Capital investment is shrewd, and will go where it has the best potential with the least risk. I believe that not extending Act 221 will equate to the loss of good paying jobs for our people and work against diversifying our economy. Act 221 attracts the international and local investor and high technology companies that could take their money or ideas anywhere on the globe and gets them to say “Let’s try Hawaii”.
Our goals to educate our keiki in science, technology, engineering, and math, otherwise known as STEM, will only be halfway achieved if we are unable to find local jobs for them in the future.

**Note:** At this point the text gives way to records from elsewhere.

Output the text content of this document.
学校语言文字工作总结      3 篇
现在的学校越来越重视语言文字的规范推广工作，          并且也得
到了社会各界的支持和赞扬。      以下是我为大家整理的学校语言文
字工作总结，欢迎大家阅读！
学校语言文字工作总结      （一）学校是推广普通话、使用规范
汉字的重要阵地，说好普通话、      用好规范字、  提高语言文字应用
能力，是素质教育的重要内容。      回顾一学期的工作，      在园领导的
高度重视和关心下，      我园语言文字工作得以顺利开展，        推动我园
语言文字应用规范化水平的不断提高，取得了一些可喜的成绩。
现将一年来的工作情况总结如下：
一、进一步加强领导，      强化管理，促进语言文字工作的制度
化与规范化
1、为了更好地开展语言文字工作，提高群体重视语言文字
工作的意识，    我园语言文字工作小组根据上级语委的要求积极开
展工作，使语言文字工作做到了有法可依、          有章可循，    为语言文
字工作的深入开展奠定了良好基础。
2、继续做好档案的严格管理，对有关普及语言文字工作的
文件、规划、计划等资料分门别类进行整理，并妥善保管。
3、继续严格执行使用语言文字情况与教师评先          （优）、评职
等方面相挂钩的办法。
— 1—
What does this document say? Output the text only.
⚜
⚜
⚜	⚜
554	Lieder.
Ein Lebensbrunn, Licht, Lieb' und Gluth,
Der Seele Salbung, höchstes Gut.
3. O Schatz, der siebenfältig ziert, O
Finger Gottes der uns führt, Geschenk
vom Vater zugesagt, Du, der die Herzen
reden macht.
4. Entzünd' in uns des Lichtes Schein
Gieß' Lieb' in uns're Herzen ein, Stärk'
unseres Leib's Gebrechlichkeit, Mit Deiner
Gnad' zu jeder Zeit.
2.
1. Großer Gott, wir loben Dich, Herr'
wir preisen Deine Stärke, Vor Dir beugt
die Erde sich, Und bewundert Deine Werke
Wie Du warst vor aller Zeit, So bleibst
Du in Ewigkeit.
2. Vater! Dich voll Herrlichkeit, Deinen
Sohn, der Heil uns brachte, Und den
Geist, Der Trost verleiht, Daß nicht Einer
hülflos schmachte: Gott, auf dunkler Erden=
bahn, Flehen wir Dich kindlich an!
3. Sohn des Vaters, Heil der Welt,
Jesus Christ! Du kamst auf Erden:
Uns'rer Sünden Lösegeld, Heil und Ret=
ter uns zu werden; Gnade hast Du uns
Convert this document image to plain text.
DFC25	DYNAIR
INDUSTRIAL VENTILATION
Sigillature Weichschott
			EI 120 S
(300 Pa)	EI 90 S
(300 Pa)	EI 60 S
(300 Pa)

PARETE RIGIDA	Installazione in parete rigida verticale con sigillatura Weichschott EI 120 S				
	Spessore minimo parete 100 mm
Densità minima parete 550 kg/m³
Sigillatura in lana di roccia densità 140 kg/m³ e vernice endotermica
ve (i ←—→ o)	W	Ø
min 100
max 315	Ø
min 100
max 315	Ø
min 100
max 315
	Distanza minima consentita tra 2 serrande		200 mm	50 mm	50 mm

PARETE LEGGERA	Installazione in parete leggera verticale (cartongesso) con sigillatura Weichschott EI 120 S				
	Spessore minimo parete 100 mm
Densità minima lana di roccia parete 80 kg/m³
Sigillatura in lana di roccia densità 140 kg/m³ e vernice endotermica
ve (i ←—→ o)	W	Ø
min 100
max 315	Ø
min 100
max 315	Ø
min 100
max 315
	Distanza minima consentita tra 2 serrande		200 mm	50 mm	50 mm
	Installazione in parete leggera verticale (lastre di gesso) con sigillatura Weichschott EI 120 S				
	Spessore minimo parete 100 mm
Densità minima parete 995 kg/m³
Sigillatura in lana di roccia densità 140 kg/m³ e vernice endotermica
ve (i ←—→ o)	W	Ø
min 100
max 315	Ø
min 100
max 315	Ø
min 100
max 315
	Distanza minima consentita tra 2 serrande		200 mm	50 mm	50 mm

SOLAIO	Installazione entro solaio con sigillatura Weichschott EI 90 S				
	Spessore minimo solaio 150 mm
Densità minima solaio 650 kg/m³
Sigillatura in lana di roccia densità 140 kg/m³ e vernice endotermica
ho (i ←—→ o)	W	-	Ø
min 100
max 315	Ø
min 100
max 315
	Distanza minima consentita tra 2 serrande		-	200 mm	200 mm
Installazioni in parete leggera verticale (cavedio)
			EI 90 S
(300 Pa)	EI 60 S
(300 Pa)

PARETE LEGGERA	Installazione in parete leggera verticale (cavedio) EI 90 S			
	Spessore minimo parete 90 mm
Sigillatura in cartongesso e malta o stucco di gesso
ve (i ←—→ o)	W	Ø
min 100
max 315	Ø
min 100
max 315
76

I would like to introduce to you five individuals who have been able to live in Hawaii due to Act 221. Tamotsu Hirai, Laboratory Technician at Kuehnle Agrosystems, has been able to live close to his family and has the job the he desires in his field of work. Teri Wong, Scientist at Panthera Biopharma, is an Aiea High School and Washington State graduate. Darren Kimura, CEO of Sopogy, a leader in MicroCSP technologies, born and raised in Hilo. Keiki Pua Dancil of Chitpure, a Kamehameha graduate, was brought home as a Director of Research and Development after graduating from Santa Clara University, earned her PHD from UC San Diego and a MBA from Harvard Business School. And Henk Rogers, CEO of Blue Planet Software, who studied Computer Science at our University of Hawaii and successfully sold his first 221 company and now has three new ones in his incubator.
On New Year’s Day, the Akiona side of our family started a new annual tradition. We potlucked Saimin. My husband, Peter and I, brought the Saimin noodles and dashi, while everyone else brought their favorite garnish. Peter and I started to debate if Saimin was of Japanese or Chinese origin. What I learned brought so much more meaning to our new tradition.
Saimin means thin noodle. Living on the plantation, all of the different ethnic groups would come together to cook communally. Each group offered up what they could spare in order to save money and create a meal for all. Most likely, dashi and kamaboko was from the Japanese, noodles and won bok from the Chinese, green onions from the Filipinos, and so on.
I share this story not only because my grandparents were plantation laborers who came from the Philippines in search of a better life for the generations to follow, but because I’m reminded in tough times we need to pull together.
Whether employee or employer, economic or environmental, old or new, democrat or republican, executive or legislative, like the example of the different cultures working together in the plantations, we bring our differences to the table and create benefits for all. We must focus on keeping businesses open and labor working while staying committed to creating a better future for Hawaii’s generations to come.
Tough times are here. But if we are committed to coming together, we will forge a better tomorrow. Mahalo.